I remember listening to Sorry to Bother You when it came out. It was, to put it simply, nuts. One song—”Your Parents’ Cocaine”)—featured background instrumentals that were almost certainly played on kazoos. A spoken word piece in “We’ve Got a Lot to Teach You, Cassius Green,” seemed to follow some bizarre story about actual monsters in a telemarketing office. But nestled in the ineffable plot of the album and its befuddling instrumentals were some lyrics I needed to hear: one line that stuck with me was about how paychecks couldn’t “stop the bleeding.”
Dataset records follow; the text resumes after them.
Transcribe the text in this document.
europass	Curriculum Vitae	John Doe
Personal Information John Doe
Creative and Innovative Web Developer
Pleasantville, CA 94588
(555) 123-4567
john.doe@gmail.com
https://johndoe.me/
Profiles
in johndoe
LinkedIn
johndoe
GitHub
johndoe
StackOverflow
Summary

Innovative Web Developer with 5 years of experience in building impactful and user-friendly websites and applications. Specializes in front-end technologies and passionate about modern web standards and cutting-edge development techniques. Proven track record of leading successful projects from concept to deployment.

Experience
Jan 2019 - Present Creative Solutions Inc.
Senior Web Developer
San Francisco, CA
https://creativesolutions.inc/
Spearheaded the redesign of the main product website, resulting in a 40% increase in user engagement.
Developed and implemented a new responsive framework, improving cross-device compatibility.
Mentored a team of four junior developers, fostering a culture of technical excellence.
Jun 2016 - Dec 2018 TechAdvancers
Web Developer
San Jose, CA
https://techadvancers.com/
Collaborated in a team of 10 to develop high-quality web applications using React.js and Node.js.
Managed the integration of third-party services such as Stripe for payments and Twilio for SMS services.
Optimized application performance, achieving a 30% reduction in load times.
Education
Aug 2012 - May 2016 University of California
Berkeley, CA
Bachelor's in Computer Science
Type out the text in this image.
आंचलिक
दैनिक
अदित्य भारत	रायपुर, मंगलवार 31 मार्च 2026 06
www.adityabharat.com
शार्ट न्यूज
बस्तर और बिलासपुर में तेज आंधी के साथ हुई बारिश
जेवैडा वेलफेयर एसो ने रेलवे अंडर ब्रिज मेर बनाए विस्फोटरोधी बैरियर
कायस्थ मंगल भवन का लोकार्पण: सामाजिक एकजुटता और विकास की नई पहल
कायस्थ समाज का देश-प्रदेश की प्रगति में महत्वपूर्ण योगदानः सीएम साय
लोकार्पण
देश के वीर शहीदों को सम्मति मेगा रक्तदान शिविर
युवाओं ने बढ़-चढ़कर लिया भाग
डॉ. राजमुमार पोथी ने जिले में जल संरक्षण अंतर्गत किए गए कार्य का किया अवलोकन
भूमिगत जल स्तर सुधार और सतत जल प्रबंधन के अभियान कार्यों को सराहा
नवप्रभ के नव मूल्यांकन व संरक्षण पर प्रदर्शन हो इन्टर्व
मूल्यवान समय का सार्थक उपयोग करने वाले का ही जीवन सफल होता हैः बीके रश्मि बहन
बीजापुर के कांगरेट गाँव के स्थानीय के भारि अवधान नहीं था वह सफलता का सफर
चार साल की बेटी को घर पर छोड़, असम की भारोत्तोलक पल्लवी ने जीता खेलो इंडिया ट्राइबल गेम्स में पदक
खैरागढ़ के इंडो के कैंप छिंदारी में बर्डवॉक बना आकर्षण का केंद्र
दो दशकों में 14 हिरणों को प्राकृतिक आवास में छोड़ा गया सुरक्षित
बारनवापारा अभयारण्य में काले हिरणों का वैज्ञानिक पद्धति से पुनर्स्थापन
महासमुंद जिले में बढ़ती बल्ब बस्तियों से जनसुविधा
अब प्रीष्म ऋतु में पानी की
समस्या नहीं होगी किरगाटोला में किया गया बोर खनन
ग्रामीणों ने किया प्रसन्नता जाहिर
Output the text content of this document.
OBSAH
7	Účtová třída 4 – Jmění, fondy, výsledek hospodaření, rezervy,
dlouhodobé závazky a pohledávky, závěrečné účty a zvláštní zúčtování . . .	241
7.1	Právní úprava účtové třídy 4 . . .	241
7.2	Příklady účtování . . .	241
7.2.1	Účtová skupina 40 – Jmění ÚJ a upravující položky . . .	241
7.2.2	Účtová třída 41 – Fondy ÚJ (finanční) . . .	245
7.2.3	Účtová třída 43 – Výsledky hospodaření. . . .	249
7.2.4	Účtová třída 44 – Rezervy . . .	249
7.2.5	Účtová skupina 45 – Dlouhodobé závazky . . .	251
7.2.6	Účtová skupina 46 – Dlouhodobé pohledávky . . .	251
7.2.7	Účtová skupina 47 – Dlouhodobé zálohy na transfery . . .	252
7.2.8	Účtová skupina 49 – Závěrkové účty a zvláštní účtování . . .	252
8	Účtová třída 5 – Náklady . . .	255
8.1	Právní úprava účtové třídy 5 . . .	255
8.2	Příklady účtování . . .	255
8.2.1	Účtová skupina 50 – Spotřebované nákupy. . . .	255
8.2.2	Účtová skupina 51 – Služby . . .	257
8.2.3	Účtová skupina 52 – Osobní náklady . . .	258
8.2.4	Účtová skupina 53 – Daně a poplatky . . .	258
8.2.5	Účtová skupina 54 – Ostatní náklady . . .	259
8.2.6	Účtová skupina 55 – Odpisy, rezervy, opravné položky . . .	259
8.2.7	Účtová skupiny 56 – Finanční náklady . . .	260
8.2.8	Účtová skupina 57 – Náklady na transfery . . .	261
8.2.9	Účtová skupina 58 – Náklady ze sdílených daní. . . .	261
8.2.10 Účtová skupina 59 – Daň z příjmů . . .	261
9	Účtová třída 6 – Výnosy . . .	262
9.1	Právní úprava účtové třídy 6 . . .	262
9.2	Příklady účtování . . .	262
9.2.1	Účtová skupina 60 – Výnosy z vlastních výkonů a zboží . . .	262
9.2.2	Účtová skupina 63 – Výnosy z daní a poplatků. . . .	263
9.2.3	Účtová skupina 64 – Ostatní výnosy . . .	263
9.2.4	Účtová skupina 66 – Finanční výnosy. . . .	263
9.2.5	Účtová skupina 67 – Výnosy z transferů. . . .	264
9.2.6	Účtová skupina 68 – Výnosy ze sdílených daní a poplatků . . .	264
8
I hadn’t thought of the album for a long time until I saw the movie last month. The fact that the plot of Sorry to Bother You the album is still relevant six years later is heavy. In 2012, we were losing; in 2018, we’ve lost. But the movie helped me get a bit closer to understanding how lyricists of The Coup manage to rap about rebellion over light-hearted party music. After they shut off the power to your building, you gotta find a way to keep the music going: even if it means picking up a damn kazoo.